The court also rejects the jurisdictional question, even though it was pointed out that it seems quite likely most of the people being sued have no connection to the region covered by the court. The judge’s reasoning here is also questionable, basically saying that since you can’t be sure where the person is, it’s fine to charge them all in whichever district court. This seems wrong to me, but assuming we accept it, it seems like this argument could easily be flipped. If it’s true that IP addresses cannot adequately locate a user, isn’t it equally true that the IP address alone does not adequately identify a user? Thus, by this judge’s own argument, the IP address should not be accurate evidence for the sake of such a lawsuit.

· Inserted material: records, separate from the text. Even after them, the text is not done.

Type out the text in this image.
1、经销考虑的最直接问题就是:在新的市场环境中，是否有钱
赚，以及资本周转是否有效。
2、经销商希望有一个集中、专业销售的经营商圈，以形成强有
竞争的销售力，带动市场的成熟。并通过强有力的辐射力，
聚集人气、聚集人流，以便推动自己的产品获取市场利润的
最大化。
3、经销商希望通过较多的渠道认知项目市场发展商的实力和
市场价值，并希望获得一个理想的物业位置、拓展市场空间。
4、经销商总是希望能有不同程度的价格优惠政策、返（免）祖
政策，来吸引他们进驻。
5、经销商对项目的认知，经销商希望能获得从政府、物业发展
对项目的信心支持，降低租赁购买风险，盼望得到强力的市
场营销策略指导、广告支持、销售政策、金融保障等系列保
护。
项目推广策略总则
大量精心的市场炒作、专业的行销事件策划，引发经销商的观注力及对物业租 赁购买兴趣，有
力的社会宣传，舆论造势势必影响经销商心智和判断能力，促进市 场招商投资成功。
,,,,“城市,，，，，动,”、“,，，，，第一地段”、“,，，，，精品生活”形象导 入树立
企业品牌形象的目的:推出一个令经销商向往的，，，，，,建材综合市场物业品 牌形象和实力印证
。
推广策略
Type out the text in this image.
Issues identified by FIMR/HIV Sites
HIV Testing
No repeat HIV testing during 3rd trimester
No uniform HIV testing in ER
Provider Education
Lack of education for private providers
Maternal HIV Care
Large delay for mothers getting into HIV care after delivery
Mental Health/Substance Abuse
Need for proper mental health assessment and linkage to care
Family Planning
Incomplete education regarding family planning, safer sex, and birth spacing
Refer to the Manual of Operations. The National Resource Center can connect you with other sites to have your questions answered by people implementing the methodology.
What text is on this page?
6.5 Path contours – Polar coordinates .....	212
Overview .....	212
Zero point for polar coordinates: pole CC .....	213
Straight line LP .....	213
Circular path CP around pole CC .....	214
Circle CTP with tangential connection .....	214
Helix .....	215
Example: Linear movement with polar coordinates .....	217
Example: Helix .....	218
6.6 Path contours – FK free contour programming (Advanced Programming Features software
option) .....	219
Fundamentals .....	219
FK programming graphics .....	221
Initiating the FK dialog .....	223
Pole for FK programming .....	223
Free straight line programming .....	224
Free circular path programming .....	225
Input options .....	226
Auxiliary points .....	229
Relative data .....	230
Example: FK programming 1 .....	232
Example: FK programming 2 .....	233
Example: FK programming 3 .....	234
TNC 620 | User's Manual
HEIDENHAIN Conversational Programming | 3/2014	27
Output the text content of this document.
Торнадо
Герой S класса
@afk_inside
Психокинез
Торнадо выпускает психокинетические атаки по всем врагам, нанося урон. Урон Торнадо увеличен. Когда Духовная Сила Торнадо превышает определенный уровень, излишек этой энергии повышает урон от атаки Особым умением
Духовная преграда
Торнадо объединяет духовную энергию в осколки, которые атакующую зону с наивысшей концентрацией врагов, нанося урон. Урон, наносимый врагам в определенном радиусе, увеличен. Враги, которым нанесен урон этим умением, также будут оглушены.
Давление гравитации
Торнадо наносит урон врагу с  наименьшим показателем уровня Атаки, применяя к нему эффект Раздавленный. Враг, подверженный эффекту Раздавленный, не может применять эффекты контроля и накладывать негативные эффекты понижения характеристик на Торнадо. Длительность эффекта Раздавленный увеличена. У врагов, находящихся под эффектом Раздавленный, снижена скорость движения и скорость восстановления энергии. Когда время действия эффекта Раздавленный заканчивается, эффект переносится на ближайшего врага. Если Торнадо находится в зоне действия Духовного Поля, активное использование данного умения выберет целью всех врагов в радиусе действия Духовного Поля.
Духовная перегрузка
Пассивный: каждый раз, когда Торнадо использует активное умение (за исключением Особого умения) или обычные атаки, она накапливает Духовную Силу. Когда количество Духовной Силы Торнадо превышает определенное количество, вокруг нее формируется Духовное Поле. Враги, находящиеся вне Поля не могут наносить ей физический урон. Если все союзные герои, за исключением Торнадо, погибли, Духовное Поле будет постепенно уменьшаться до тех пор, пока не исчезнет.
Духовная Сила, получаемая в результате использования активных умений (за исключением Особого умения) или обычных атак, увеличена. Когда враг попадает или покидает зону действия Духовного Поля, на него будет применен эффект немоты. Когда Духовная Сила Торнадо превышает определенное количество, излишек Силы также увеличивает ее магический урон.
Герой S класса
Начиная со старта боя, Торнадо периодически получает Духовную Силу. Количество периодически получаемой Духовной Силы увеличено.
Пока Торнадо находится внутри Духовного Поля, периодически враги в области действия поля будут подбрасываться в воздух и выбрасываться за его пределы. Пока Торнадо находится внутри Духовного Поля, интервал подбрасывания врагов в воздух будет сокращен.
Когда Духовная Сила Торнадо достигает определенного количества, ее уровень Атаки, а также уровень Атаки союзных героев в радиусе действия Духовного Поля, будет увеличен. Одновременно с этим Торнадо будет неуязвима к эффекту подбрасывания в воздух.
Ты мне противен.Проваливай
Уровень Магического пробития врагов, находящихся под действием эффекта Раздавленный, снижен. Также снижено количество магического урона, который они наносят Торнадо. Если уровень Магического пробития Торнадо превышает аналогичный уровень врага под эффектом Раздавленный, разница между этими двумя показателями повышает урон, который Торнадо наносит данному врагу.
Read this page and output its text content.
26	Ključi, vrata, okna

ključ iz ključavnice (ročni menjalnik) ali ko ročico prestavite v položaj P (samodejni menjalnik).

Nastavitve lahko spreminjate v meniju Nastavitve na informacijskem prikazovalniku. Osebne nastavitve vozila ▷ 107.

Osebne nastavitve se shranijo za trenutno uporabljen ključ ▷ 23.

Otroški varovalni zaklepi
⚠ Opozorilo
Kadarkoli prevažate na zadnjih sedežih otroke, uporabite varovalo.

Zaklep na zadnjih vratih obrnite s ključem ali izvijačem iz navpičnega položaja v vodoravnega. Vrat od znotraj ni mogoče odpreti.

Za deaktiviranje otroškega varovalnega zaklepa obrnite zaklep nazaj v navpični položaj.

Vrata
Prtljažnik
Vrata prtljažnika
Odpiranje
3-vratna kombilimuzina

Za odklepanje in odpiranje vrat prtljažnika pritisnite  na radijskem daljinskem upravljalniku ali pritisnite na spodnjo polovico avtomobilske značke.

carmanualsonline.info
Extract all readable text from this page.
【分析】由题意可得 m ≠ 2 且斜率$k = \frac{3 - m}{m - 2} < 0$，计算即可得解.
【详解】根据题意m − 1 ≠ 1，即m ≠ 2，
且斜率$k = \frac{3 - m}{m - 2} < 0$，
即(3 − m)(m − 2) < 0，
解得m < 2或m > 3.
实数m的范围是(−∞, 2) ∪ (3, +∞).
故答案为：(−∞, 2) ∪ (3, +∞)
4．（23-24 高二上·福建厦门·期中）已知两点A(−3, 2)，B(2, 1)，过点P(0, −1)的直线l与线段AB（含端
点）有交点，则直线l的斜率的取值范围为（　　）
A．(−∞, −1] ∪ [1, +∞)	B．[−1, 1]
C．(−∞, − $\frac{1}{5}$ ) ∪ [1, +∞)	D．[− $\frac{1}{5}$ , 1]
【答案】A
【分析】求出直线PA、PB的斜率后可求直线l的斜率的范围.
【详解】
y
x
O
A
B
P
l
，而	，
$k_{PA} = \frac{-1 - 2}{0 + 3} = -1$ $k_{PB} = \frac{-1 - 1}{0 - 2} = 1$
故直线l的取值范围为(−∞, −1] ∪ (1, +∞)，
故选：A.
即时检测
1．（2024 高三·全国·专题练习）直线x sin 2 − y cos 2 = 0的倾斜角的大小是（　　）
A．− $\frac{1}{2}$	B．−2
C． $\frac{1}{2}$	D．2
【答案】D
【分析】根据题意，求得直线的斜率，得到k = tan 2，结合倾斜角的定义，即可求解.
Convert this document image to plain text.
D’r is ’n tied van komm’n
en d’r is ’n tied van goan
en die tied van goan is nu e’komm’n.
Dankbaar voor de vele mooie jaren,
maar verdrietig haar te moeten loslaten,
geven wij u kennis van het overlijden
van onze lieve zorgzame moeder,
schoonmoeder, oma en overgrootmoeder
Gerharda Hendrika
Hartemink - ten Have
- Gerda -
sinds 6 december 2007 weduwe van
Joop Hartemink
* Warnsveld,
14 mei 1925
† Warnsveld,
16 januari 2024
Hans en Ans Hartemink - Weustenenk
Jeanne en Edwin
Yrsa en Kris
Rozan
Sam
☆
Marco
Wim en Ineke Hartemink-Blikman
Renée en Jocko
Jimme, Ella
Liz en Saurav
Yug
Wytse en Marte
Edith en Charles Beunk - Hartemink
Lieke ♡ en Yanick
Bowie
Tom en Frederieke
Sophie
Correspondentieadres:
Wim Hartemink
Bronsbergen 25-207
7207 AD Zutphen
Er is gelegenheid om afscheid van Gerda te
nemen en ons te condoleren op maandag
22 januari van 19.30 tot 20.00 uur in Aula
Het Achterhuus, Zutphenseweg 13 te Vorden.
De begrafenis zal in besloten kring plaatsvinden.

Finally, there’s an interesting discussion on the First Amendment rights of the users. To be honest, I found this claim to be pretty uncompelling in the first place. While I’m a huge supporter of the First Amendment, as well as the First Amendment’s protections for privacy, that doesn’t mean that you can hide behind it completely. If there is actual evidence of law breaking, then such protections no longer apply. Where I have questions is whether or not such evidence really has been presented. As mentioned above, even the judge seems to note that IP addresses are not really identifiers. Still, the ruling does get interesting in that the judge actually does state, flat out, that “file-sharing does involves aspects of expressive communication.” This is interesting because in our debates about the the domain seizures, we’ve had critics in the comments insist this is simply not true. That said, the court does say that the First Amendment protections here are “minimal.” Still, the court does recognize a key point:
Nevertheless, file-sharers are engaged in expressive activity, on some level, when they share files on BitTorrent, and their First Amendment rights must be considered before the Court allows the plaintiffs to override the putative defendants’ anonymity by compelling the production of these defendants’ identifying information.
I’m happy to see the judge get this point correct. I’m not necessarily convinced that the plaintiffs really do provide enough evidence to get over this barrier, but I think it’s fair to say that if there is enough evidence, that it’s reasonable to expect someone to be identified. So this part of the ruling actually does make sense to me (even if I’m not convinced that the evidence really is enough to overcome the hurdle).
No matter what, it’s quite likely this case will be appealed. I’m hopeful that an appeals court will reverse on the issue of joinder, but hopefully uphold the key point that there is a First Amendment issue, and certain hurdles need to be met to remove anonymity.